Ondanks uitgebreide inspanningen op het gebied van veiligheidsafstemming blijven grote taalmodellen (LLM's) kwetsbaar voor jailbreak-aanvallen die schadelijk gedrag uitlokken. Terwijl bestaande studies voornamelijk gericht zijn op aanvalsmethoden die technische expertise vereisen, blijven twee cruciale vragen onderbelicht: (1) Zijn jailbreak-reacties daadwerkelijk nuttig om gemiddelde gebruikers in staat te stellen schadelijke acties uit te voeren? (2) Bestaan er veiligheidskwetsbaarheden in meer gangbare, eenvoudige mens-LLM-interacties? In dit artikel tonen we aan dat LLM-reacties het meest effectief schadelijke acties faciliteren wanneer ze zowel uitvoerbaar als informatief zijn - twee eigenschappen die gemakkelijk kunnen worden uitgelokt in meerstaps, meertalige interacties.
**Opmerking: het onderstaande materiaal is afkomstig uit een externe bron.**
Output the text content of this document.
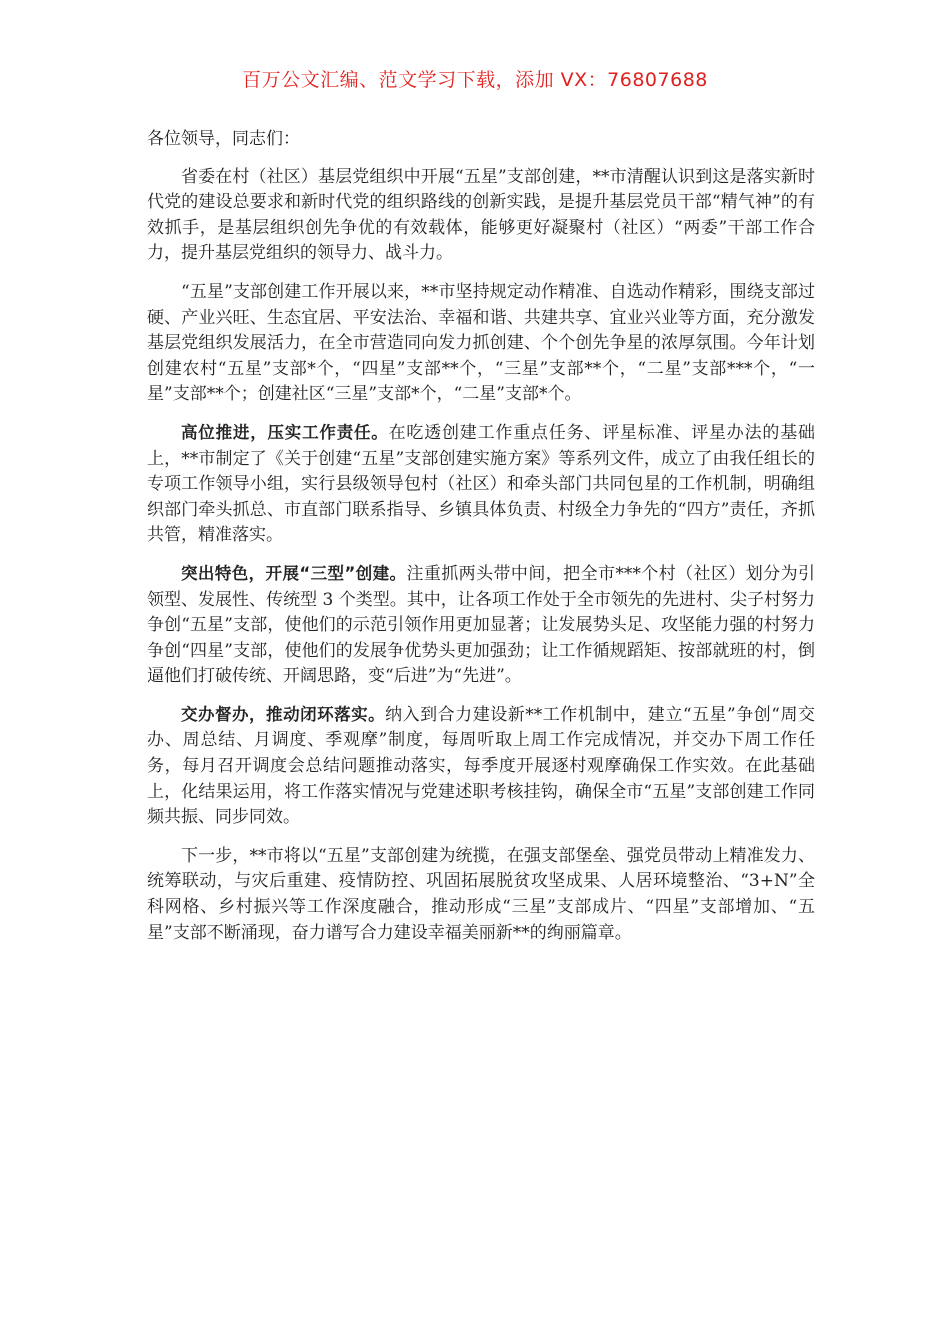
百万公文汇编、范文学习下载，添加 VX：76807688
各位领导，同志们：

省委在村（社区）基层党组织中开展“五星”支部创建，**市清醒认识到这是落实新时代党的建设总要求和新时代党的组织路线的创新实践，是提升基层党员干部“精气神”的有效抓手，是基层组织创先争优的有效载体，能够更好凝聚村（社区）“两委”干部工作合力，提升基层党组织的领导力、战斗力。

“五星”支部创建工作开展以来，**市坚持规定动作精准、自选动作精彩，围绕支部过硬、产业兴旺、生态宜居、平安法治、幸福和谐、共建共享、宜业兴业等方面，充分激发基层党组织发展活力，在全市营造同向发力抓创建、个个创先争星的浓厚氛围。今年计划创建农村“五星”支部*个，“四星”支部**个，“三星”支部**个，“二星”支部***个，“一星”支部**个；创建社区“三星”支部*个，“二星”支部*个。

高位推进，压实工作责任。在吃透创建工作重点任务、评星标准、评星办法的基础上，**市制定了《关于创建“五星”支部创建实施方案》等系列文件，成立了由我任组长的专项工作领导小组，实行县级领导包村（社区）和牵头部门共同包星的工作机制，明确组织部门牵头抓总、市直部门联系指导、乡镇具体负责、村级全力争先的“四方”责任，齐抓共管，精准落实。

突出特色，开展“三型”创建。注重抓两头带中间，把全市***个村（社区）划分为引领型、发展性、传统型 3 个类型。其中，让各项工作处于全市领先的先进村、尖子村努力争创“五星”支部，使他们的示范引领作用更加显著；让发展势头足、攻坚能力强的村努力争创“四星”支部，使他们的发展争优势头更加强劲；让工作循规蹈矩、按部就班的村，倒逼他们打破传统、开阔思路，变“后进”为“先进”。

交办督办，推动闭环落实。纳入到合力建设新**工作机制中，建立“五星”争创“周交办、周总结、月调度、季观摩”制度，每周听取上周工作完成情况，并交办下周工作任务，每月召开调度会总结问题推动落实，每季度开展逐村观摩确保工作实效。在此基础上，化结果运用，将工作落实情况与党建述职考核挂钩，确保全市“五星”支部创建工作同频共振、同步同效。

下一步，**市将以“五星”支部创建为统揽，在强支部堡垒、强党员带动上精准发力、统筹联动，与灾后重建、疫情防控、巩固拓展脱贫攻坚成果、人居环境整治、“3+N”全科网格、乡村振兴等工作深度融合，推动形成“三星”支部成片、“四星”支部增加、“五星”支部不断涌现，奋力谱写合力建设幸福美丽新**的绚丽篇章。
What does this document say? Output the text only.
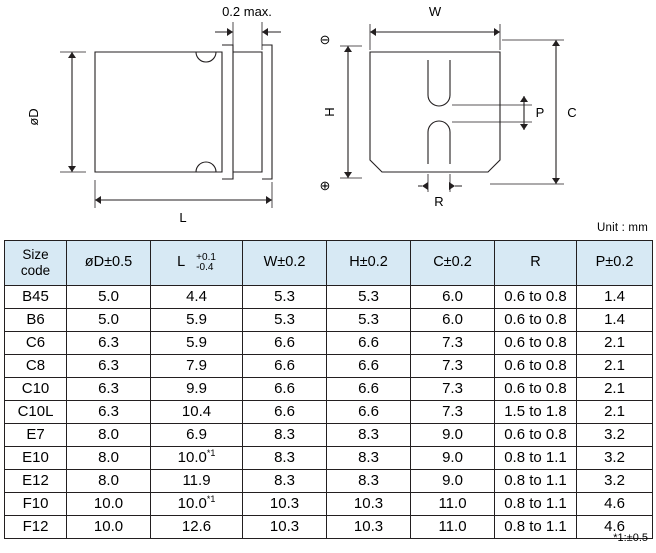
øD
L
0.2 max.	W
H	C
P
R
⊖
⊕
Unit : mm
Size
code
	øD±0.5	L +0.1
-0.4	W±0.2	H±0.2	C±0.2	R	P±0.2
B45	5.0	4.4	5.3	5.3	6.0	0.6 to 0.8	1.4
B6	5.0	5.9	5.3	5.3	6.0	0.6 to 0.8	1.4
C6	6.3	5.9	6.6	6.6	7.3	0.6 to 0.8	2.1
C8	6.3	7.9	6.6	6.6	7.3	0.6 to 0.8	2.1
C10	6.3	9.9	6.6	6.6	7.3	0.6 to 0.8	2.1
C10L	6.3	10.4	6.6	6.6	7.3	1.5 to 1.8	2.1
E7	8.0	6.9	8.3	8.3	9.0	0.6 to 0.8	3.2
E10	8.0	10.0$^{*1}$	8.3	8.3	9.0	0.8 to 1.1	3.2
E12	8.0	11.9	8.3	8.3	9.0	0.8 to 1.1	3.2
F10	10.0	10.0$^{*1}$	10.3	10.3	11.0	0.8 to 1.1	4.6
F12	10.0	12.6	10.3	10.3	11.0	0.8 to 1.1	4.6
*1:±0.5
Met behulp van deze inzichten stellen we HarmScore voor, een jailbreak-metriek die meet hoe effectief een LLM-reactie schadelijke acties mogelijk maakt, en Speak Easy, een eenvoudig meerstaps, meertalig aanvalskader. Opmerkelijk is dat door Speak Easy op te nemen in directe verzoeken en jailbreak-baselines, we een gemiddelde absolute toename zien van 0.319 in Aanvalssuccespercentage en 0.426 in HarmScore in zowel open-source als eigendoms-LLM's over vier veiligheidsbenchmarks. Ons werk onthult een kritieke maar vaak over het hoofd geziene kwetsbaarheid: kwaadwillende gebruikers kunnen gemakkelijk gangbare interactiepatronen exploiteren voor schadelijke bedoelingen.